パテントに関する専門用語
  

 No:  1091   

米国商事統一法典CS/特許出願の要件(外国)/進歩性

 
体系 外国の特許法・特許制度
用語

米国商事統一法典のケーススタディ(特許権の譲渡)

意味  米国商事統一法典(Uniform Commercial Code)とは、アメリカ合衆国の商事のモデルに関するルールであり、各州がこれを採用することで州法の一部となるものです。


内容 ①米国商事統一法典の意義

 米国法の基本は各州の立法府が定めた法律(州法)ですが、特許に関する事柄、例えば特許出願の手続(明細書・請求の範囲・図面の記載方法)、或いは新規性・進歩性などの特許出願の要件が、仮に各州毎に異なるとすると連邦国家としての体をなしません。そこで連邦法である特許法が規定されています。

 しかしながら、事柄の性質によっては、特許に関する問題であっても、州政府が決めた法律(米国商事統一法典)が優先されることがあります。

②米国商事統一法典の事例

(a)事案の概要(Sky Technologies LLC v. SAP AG, et al., No. 08-1606)

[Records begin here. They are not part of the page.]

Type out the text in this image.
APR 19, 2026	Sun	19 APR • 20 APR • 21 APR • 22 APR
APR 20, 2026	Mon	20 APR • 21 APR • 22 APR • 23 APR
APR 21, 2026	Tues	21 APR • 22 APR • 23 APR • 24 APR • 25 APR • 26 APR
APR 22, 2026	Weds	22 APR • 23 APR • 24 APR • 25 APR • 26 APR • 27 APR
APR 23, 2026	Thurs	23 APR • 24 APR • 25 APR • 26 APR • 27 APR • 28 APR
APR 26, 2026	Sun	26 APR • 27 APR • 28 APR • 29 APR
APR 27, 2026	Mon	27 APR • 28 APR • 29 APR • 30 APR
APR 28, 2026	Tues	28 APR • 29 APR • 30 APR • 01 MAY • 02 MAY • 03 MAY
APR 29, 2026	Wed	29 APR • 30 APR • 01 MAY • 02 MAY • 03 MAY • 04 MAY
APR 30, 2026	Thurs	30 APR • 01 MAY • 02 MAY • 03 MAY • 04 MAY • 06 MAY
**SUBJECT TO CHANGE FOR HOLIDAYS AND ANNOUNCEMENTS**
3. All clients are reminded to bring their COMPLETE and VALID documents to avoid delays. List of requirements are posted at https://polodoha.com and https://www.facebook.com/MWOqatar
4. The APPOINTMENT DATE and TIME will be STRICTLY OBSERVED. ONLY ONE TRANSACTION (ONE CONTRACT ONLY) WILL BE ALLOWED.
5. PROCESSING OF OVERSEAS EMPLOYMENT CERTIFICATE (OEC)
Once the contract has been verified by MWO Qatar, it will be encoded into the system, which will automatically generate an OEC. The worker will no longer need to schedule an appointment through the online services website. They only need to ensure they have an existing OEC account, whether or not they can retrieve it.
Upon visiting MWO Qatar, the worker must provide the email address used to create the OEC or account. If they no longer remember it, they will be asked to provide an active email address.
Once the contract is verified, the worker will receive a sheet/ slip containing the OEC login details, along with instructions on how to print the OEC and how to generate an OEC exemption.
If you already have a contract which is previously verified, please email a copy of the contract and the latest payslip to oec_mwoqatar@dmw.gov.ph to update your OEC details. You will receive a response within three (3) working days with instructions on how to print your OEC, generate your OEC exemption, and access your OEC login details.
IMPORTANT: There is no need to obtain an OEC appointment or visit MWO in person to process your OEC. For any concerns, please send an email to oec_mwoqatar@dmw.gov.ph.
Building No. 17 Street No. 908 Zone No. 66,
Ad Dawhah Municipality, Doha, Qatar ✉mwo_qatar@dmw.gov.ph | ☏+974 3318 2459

 この事案は、発明者(特許出願人)が譲渡した特許の権利が譲渡→担保権の設定→担保権の実行→譲渡を繰り返して、結局、発明者を代表者する会社へ買い戻され、その特許権に基づいて被告を提訴したところ、被告が担保権の実行による権利の移転は、特許法に定める譲渡の手続(譲渡証の提出)を満たさないから、原告は当事者適格を有しないと主張したものです。



(b)判決要旨

・特許侵害の損害賠償を請求する者は、当事者適格がなければならない。

・当事者が特許に基づく実質的な一切の権利を認められている場合には、当事者が権利を移転した取引経緯をどのように位置付けるかにかかわらず、かかる当事者は、法律上の権原、すなわち当事者適格を有するものと考えられる。

・特許権の譲渡は、連邦特許法が要件とするところでは、書面によらなければならない。
譲渡証(Assignment)とは

・控訴人は、本件特許を移転したとする書面が存在しないから、被控訴人は、法律上の権原を取得しておらず、当事者適格を有していないとする。

・しかしながら、譲渡証による譲渡が、特許の所有権移転の手段として、唯一の方式とはならず、先例は、書面のない法律の運用による特許所有権の移転を認めている。

・本件特許は、マサチューセッツ統一商事法典の規定に従い、担保権の実行が行なわれて、担保権実行後、有償の譲受人は、担保物に関する債務者の権利を包括的に受け取るため、特許の所有権は承継されるものと認められる。

・控訴人は、先例は正当であるが本件に拘束力はないとして、先例における法律の運用による所有権を承継する自然人などは、特許法第154条の相続人であって、相続人または承継人は、本件においては存在しないと主張している。第154条は、特許の所有権を上記三つのカテゴリーの個人に限定しているわけではなく、この文言は、特許の所有権移転について具体的に言及していない以上、この議論は説得力がない。

(c)事実関係

Jeffrey Conklinは、ネットワークを通じた反復・多変量ネゴシエーションのシステム(System for iterative, multivariate negotiations over network)と称する発明他5件に関してそれぞれ特許出願するとともに、自ら設立した会社TradeAccess,Inc.(後にOzroと改称)に特許出願を譲渡し、これらに対して特許6,141,653号が付与された

・2001年4月2日Ozroは、Silicon Valley Bank(以下SVBと略称する)に対して、「担保に関して現在存在しまたは将来取得する譲与者の一切の権利、権原、及び権益に関する担保権」を認めており、この担保の対象に前記特許が含まれる。

 本契約は、「発明、特許を受ける権利(rights to apply for patent)、特許、特許出願及び、全世界の一切の譲与者の権利・権原及び権益であって前記特許及び特許出願に限定されないものに関して、第一順位の先取特権」を譲与するものであり、同日にPTOに提出された。

・2001年4月3日、Ozroは、Cross Atlantic Capital Partners, Inc.(以下XACPと称する)と同様に担保権設定契約(以下、XACP Agreement)をXACP Entitiesのために締結しており、この担保の対象には前記特許が含まれる。

・2002年12月、SVBは、その担保物権について先にSVBによって所有された「一切の権利、権原、及び権益」をXACPに与えるノンリコース契約によりXACPに譲渡した。この移転はPTOに登録された。

・2003年2月18日、XACPは、Ozroの自らの貸付債務が不履行になったために本件特許に担保権を行使し、差押通知をOzroの債権者、発明者、および代理人の全てに発送した。

・2003年6月4日、Conklinが設立したSky Technologies LLC(以下Skyと略称する)は、XACPに対して、前記特許権を買い戻すことに関して合意契約に署名した。

・2006年10月17日、Skyは、特許侵害訴訟をSAP AGとSAP America, Inc.(以下SAPと略称する)に対して、テキサス東部地区連邦地方裁判所に提起した。